Truely great player. In social media and opinion pieces he was held up and flogged for the results.
People wanted someone to crucify, and he was the captain.
He was still an immense presence respected by his peers. His battles with Siya Kolisi belong up with with Collins vs Burger in my opinion.
Unlucky to be carded in the final, but I don’t agree that his red card was the defining moment. Not when you look at the dominant performances of the Springboks (PSDT in particular.)
I think Cane should be remembered for the spirit and physicality that is special to test rugby.

Easy_Duzz-it 67 days ago

Sam was the man until he got injured .

etienne 68 days ago

I do think the media in NZ treated him badly. Sam is a legend. He is humble, a great rugby mind and leader. What happened in the final could happen to anyone.
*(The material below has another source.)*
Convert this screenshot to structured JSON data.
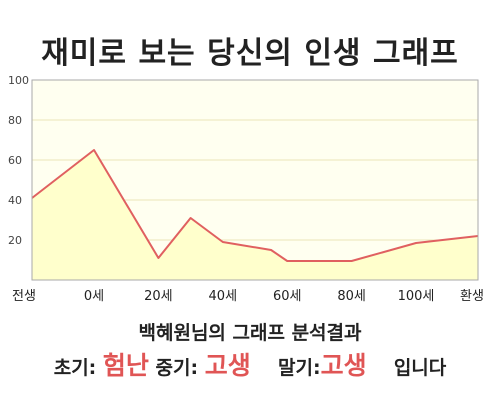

The margins is so fine these days. I lay blame at the feet of the coaching staff and NZ rugby. The stats tell’s all. The AB’s was the worst disciplined side in the WC with more red and yellow cards than anyone else. Problem is NZ rugby is not training their players to play safer. And thats the danger a fast game brings. More yellow and red cards. But Sam Cane in my eye was and still is a great ambassador for the game, that just had a stroke of bad luck.

David 68 days ago

Got a lot of over the top abuse from Crusader fans, in particular, who thought every 7 they had was miles better. Now we will see if anyone is better? Laid his body on the line every game so finishing early makes sense. A lot of life left after rugby.